Book review: Survivors’ stories from China

‘Woman From Shanghai’ digs up memories that the Chinese state still works hard to suppress

By Howard French  /  NY TIMES NEWS SERVICE , NEW YORK

In one story, a man without medical training, pressed into service as a camp doctor, relates his dismay at watching a starving patient die after the only available remedy for the critically ill, glucose injections, fails. “Don’t blame yourself,” a qualified doctor tells him. “It was not your fault. We had brought him back to life twice already. His time had come. Nobody could have saved him.”

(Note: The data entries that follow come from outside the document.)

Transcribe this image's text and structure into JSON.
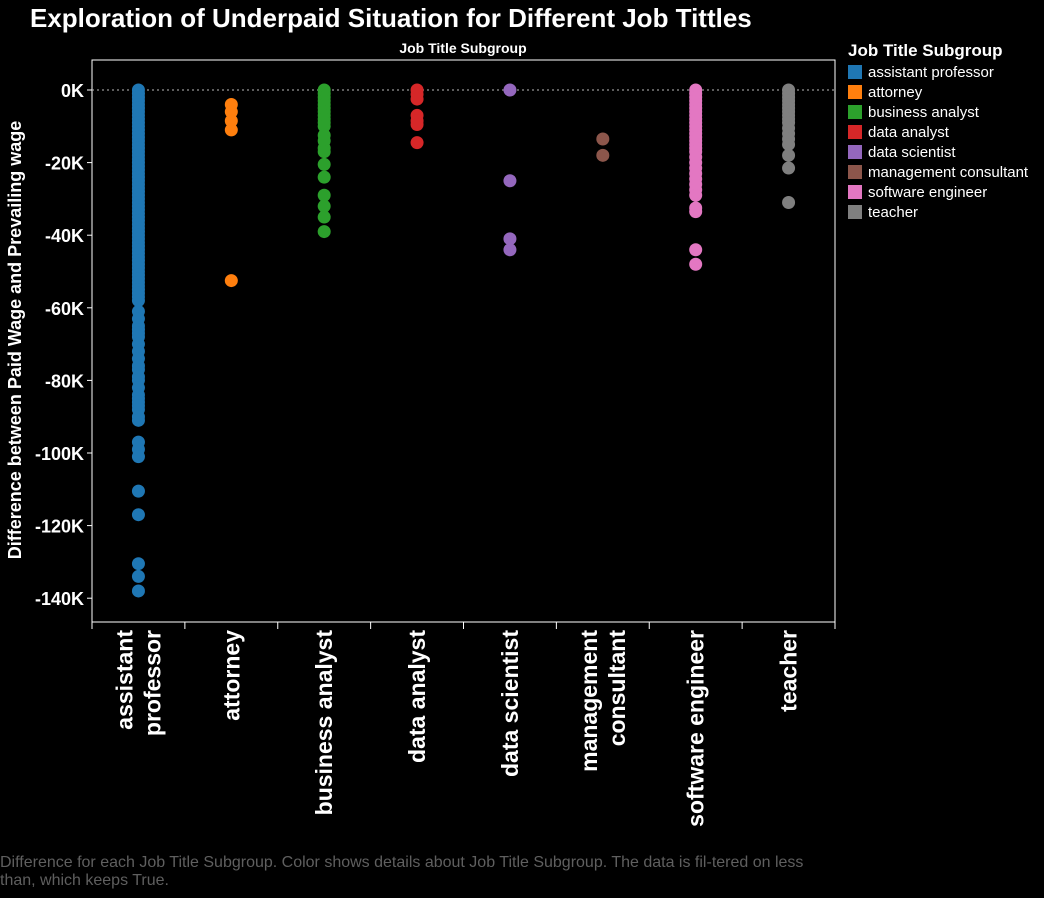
{
  "title": "Exploration of Underpaid Situation for Different Job Tittles",
  "caption": "Difference for each Job Title Subgroup.  Color shows details about Job Title Subgroup. The data is fil-tered on less than, which keeps True.",
  "colors": {
    "background": "#000000",
    "axis": "#ffffff",
    "caption": "#5f5f5f"
  },
  "legend": {
    "title": "Job Title Subgroup",
    "placement": "right",
    "items": [
      {
        "label": "assistant professor",
        "color": "#1f77b4"
      },
      {
        "label": "attorney",
        "color": "#ff7f0e"
      },
      {
        "label": "business analyst",
        "color": "#2ca02c"
      },
      {
        "label": "data analyst",
        "color": "#d62728"
      },
      {
        "label": "data scientist",
        "color": "#9467bd"
      },
      {
        "label": "management consultant",
        "color": "#8c564b"
      },
      {
        "label": "software engineer",
        "color": "#e377c2"
      },
      {
        "label": "teacher",
        "color": "#7f7f7f"
      }
    ]
  },
  "chart_data": {
    "type": "scatter",
    "title": "Exploration of Underpaid Situation for Different Job Tittles",
    "column_header": "Job Title Subgroup",
    "xlabel": "",
    "ylabel": "Difference between Paid Wage and Prevailing wage",
    "ylim": [
      -145000,
      8000
    ],
    "yticks": [
      0,
      -20000,
      -40000,
      -60000,
      -80000,
      -100000,
      -120000,
      -140000
    ],
    "ytick_labels": [
      "0K",
      "-20K",
      "-40K",
      "-60K",
      "-80K",
      "-100K",
      "-120K",
      "-140K"
    ],
    "grid": false,
    "zero_line": true,
    "categories": [
      {
        "label": [
          "assistant",
          "professor"
        ],
        "name": "assistant professor"
      },
      {
        "label": [
          "attorney"
        ],
        "name": "attorney"
      },
      {
        "label": [
          "business analyst"
        ],
        "name": "business analyst"
      },
      {
        "label": [
          "data analyst"
        ],
        "name": "data analyst"
      },
      {
        "label": [
          "data scientist"
        ],
        "name": "data scientist"
      },
      {
        "label": [
          "management",
          "consultant"
        ],
        "name": "management consultant"
      },
      {
        "label": [
          "software engineer"
        ],
        "name": "software engineer"
      },
      {
        "label": [
          "teacher"
        ],
        "name": "teacher"
      }
    ],
    "series": [
      {
        "name": "assistant professor",
        "color": "#1f77b4",
        "values": [
          0,
          -1000,
          -2000,
          -3000,
          -4000,
          -5000,
          -6000,
          -7000,
          -8000,
          -9000,
          -10000,
          -11000,
          -12000,
          -13000,
          -14000,
          -15000,
          -16000,
          -17000,
          -18000,
          -19000,
          -20000,
          -21000,
          -22000,
          -23000,
          -24000,
          -25000,
          -26000,
          -27000,
          -28000,
          -29000,
          -30000,
          -31000,
          -32000,
          -33000,
          -34000,
          -35000,
          -36000,
          -37000,
          -38000,
          -39000,
          -40000,
          -41000,
          -42000,
          -43000,
          -44000,
          -45000,
          -46000,
          -47000,
          -48000,
          -49000,
          -50000,
          -51000,
          -52000,
          -53000,
          -54000,
          -55000,
          -56000,
          -57000,
          -58000,
          -61000,
          -63000,
          -65000,
          -66000,
          -67000,
          -68000,
          -70000,
          -72000,
          -74000,
          -76000,
          -77000,
          -79000,
          -80000,
          -82000,
          -84000,
          -85000,
          -86000,
          -87000,
          -88000,
          -90000,
          -91000,
          -97000,
          -99000,
          -101000,
          -110500,
          -117000,
          -130500,
          -134000,
          -138000
        ]
      },
      {
        "name": "attorney",
        "color": "#ff7f0e",
        "values": [
          -4000,
          -6000,
          -8500,
          -11000,
          -52500
        ]
      },
      {
        "name": "business analyst",
        "color": "#2ca02c",
        "values": [
          0,
          -1000,
          -2000,
          -3000,
          -4000,
          -5000,
          -6000,
          -7000,
          -8000,
          -9000,
          -10000,
          -12500,
          -14000,
          -16000,
          -17000,
          -20500,
          -24000,
          -29000,
          -32000,
          -35000,
          -39000
        ]
      },
      {
        "name": "data analyst",
        "color": "#d62728",
        "values": [
          0,
          -1200,
          -2500,
          -7000,
          -8500,
          -9500,
          -14500
        ]
      },
      {
        "name": "data scientist",
        "color": "#9467bd",
        "values": [
          0,
          -25000,
          -41000,
          -44000
        ]
      },
      {
        "name": "management consultant",
        "color": "#8c564b",
        "values": [
          -13500,
          -18000
        ]
      },
      {
        "name": "software engineer",
        "color": "#e377c2",
        "values": [
          0,
          -1000,
          -2000,
          -3000,
          -4000,
          -5000,
          -6000,
          -7000,
          -8000,
          -9000,
          -10000,
          -11000,
          -12000,
          -13000,
          -14000,
          -15000,
          -16000,
          -17000,
          -18500,
          -20000,
          -21500,
          -23000,
          -24500,
          -26000,
          -27500,
          -29000,
          -32500,
          -33500,
          -44000,
          -48000
        ]
      },
      {
        "name": "teacher",
        "color": "#7f7f7f",
        "values": [
          0,
          -1000,
          -2000,
          -3000,
          -4000,
          -5000,
          -6000,
          -7000,
          -8000,
          -9000,
          -10500,
          -12000,
          -13500,
          -15000,
          -18000,
          -21500,
          -31000
        ]
      }
    ]
  }
}
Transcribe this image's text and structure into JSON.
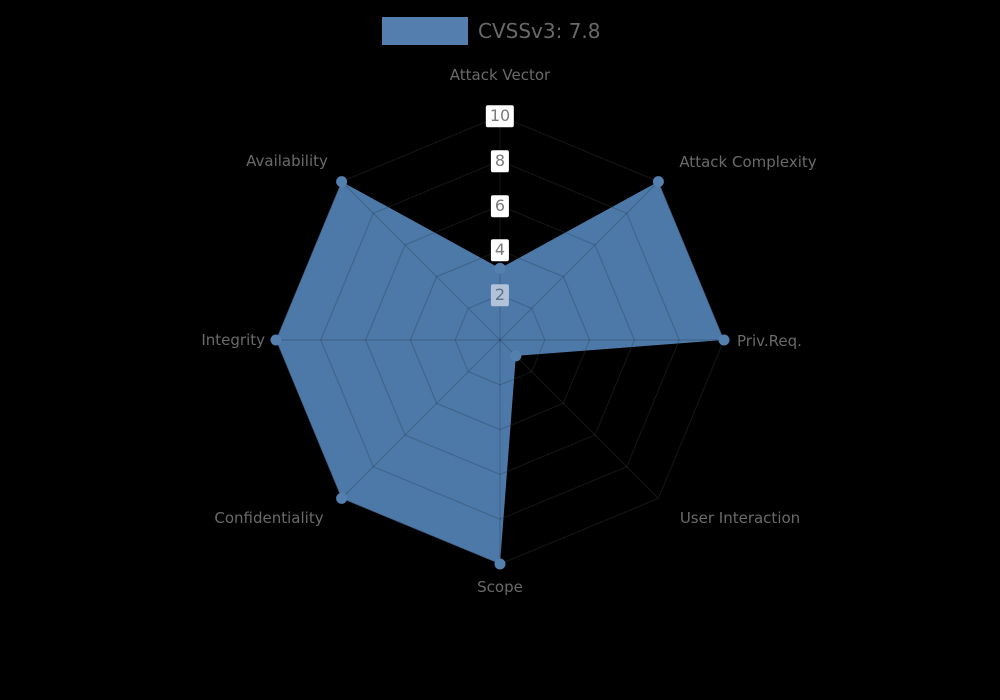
{
  "page": {
    "background": "#000000"
  },
  "legend": {
    "label": "CVSSv3: 7.8",
    "swatch_color": "#537eae"
  },
  "chart_data": {
    "type": "radar",
    "title": "",
    "categories": [
      "Attack Vector",
      "Attack Complexity",
      "Priv.Req.",
      "User Interaction",
      "Scope",
      "Confidentiality",
      "Integrity",
      "Availability"
    ],
    "series": [
      {
        "name": "CVSSv3: 7.8",
        "color": "#4d79a8",
        "marker_color": "#5480af",
        "values": [
          3.2,
          10,
          10,
          1,
          10,
          10,
          10,
          10
        ]
      }
    ],
    "radial_ticks": [
      "2",
      "4",
      "6",
      "8",
      "10"
    ],
    "range": [
      0,
      10
    ],
    "grid": true,
    "grid_shape": "octagon-web",
    "legend_position": "top-center",
    "colors": {
      "axis_label": "#6a6a6a",
      "tick_text": "#7b7b7b",
      "tick_box_bg": "#ffffff",
      "tick2_box_bg": "#b1c2d9",
      "tick2_text": "#5e7186",
      "grid_outer": "rgba(215,220,228,0.10)",
      "grid_inner": "rgba(0,0,0,0.16)"
    }
  }
}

While the stories contain no sugarcoating and are frequently grim in theme, the reader consistently encounters the stubborn persistence of humanity’s best qualities. In the title story, a young woman travels to the labor camp to visit her husband, only to learn from reluctant fellow inmates that he has just died. In the face of threats from camp authorities, she collects his remains from a shallow grave and carries them home for proper burial.

Most moving of all is The Love Story of Li Xiangnian, a narrative about the persecution of a young man and the persistence of his ardor for his girlfriend. Li escapes from detention to reunite with her, only to be arrested again. Their touching reunion many years later, after the woman is married, would not be out of place in a Gabriel Garcia Marquez novel.